In a planar chromatography technique, if a chemical binds more strongly into the static phase it travels up slower than chemicals which don’t bind as strongly. Consequently, the distance travelled by different substances in a mixture is observed in the chromatogram. In column chromatography, if a chemical binds more strongly into the static phase then this will be eluted from or leave the pillar after compounds which do not binds as strongly. These are also believed to have a longer retention period. Basic planar chromatography techniques may be used to identify if two ink samples will likely be the same. By way of instance, the ink used in two pieces of text may be compared to determine if they reveal a similar disturbance in planar chromatography.
As another example, a bank bill notice could be marked with ink, and if this bill is stolen then a forensic scientist might have the ability to see if the identical ink could be detected on the hands of the thief.
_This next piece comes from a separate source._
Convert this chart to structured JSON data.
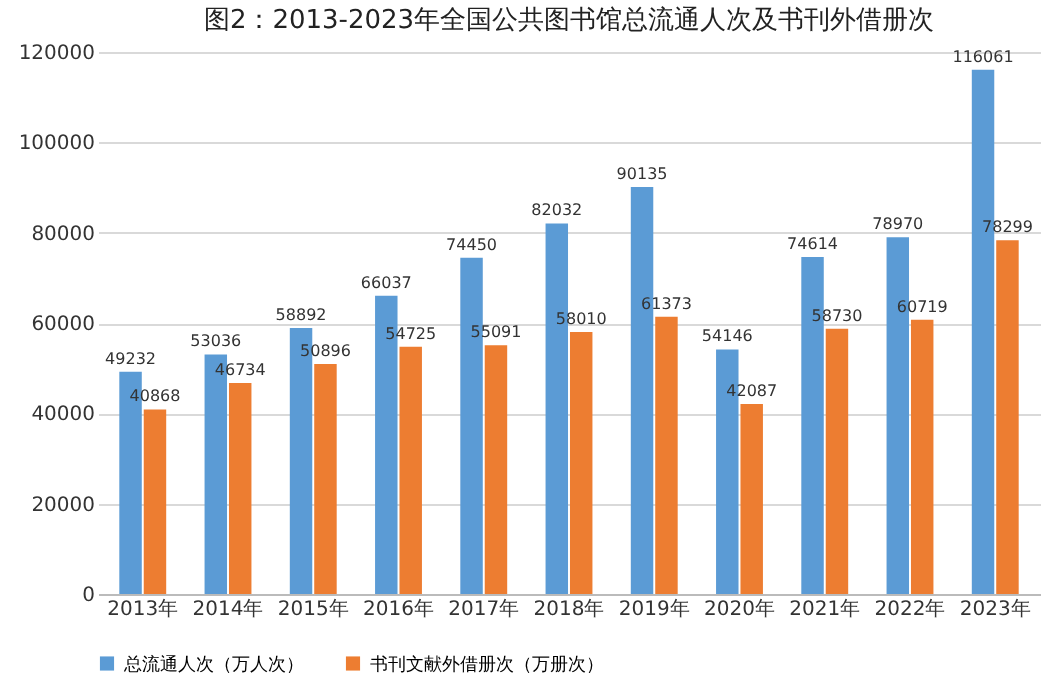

Column what is chromatography method with a solid stationary phase and a liquid mobile phase. But, unlike liquid chromatography methods in which the mobile phase is slowly dripped through the column, it is pushed through the column at high pressure. HPLC can be used to test explosives as distinct materials used in explosives have different properties, and for that reason will have different retention times. Certain drugs may also be detected by HPLC.